About 30,000 customers of Now:Pensions face an anxious Christmas after a serious data breach at the pensions provider led to their sensitive personal details being posted on the internet.
In an email sent to affected customers, the workplace pensions firm warned that names, postal and email addresses, birth dates and National Insurance numbers all appeared in a public forum online.
The company, which manages auto-enrolled and other workplace pensions for 1.8 million workers, said that less than 2% of its customers had been caught up in the incident.
It said the customers’ data had been obtained “by an unknown third party” and blamed the breach, which happened between 11 and 14 December, on an outside contractor. The company had not apologised in any correspondence seen by the Guardian.
Patrick Luthi, the chief executive of Now:Pensions, said: “The data was visible only to users of that forum for a short time and was copied by a small number of unknown parties. We reported this incident to the pensions regulator and the Information Commissioner’s Office.

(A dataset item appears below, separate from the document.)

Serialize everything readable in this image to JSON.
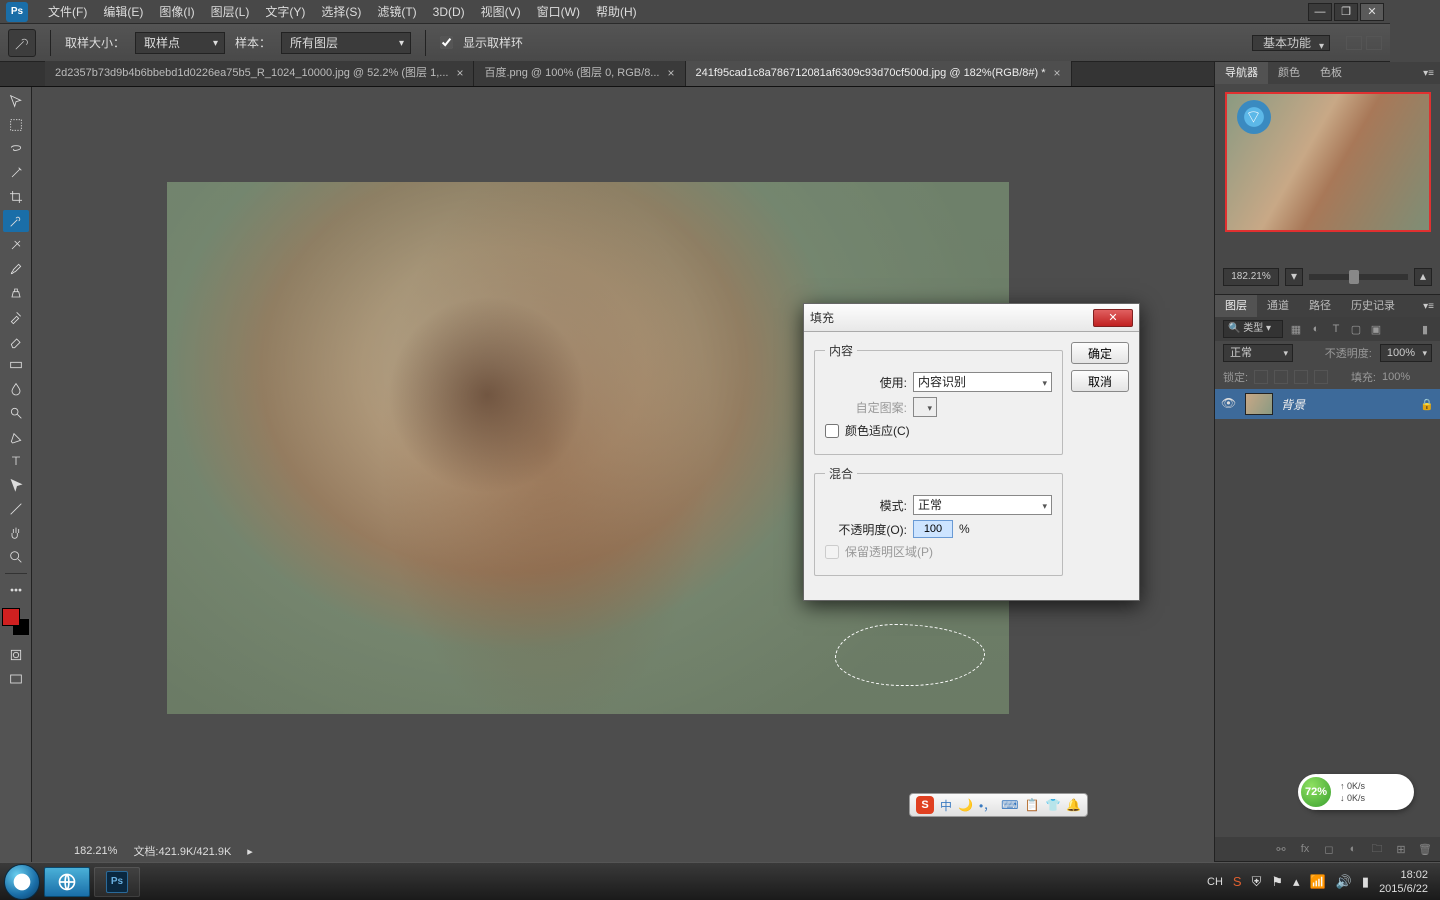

“Protecting our members’ personal data is of the utmost importance to us and we are taking this matter extremely seriously. We acted as soon as we were made aware of the issue.”
News of the breach will be a considerable source of anxiety to those whose data was breached. The consequences of having personal data stolen can be severe; scammers wanting to defraud people can buy personal information details on the online black market.
Fraudsters have spent much of 2020 making fake universal credit claims in people’s names, using exactly the data stolen in this case.
One of the people affected told the Guardian that he had received a call on Thursday from someone purporting to be from his mobile phone provider warning him of a problem. “It was obviously a scam but it appeared to be based on the fact that my details got into the wrong hands, as they mentioned my National Insurance number. This doesn’t bode well for the future, and I’m not very happy about this, to say the least,” said the man, who lives in London, but asked not to be named.
Now:Pensions said it offered the affected customers a year’s free access to Experian Identity Plus, which provides alerts about potential fraudulent activity in someone’s name. Meanwhile it has warned its customers to be extra vigilant with any emails they receive.
“Don’t give any personal or financial information to anyone or any organisation unless you’re certain they’re genuine,” it advised.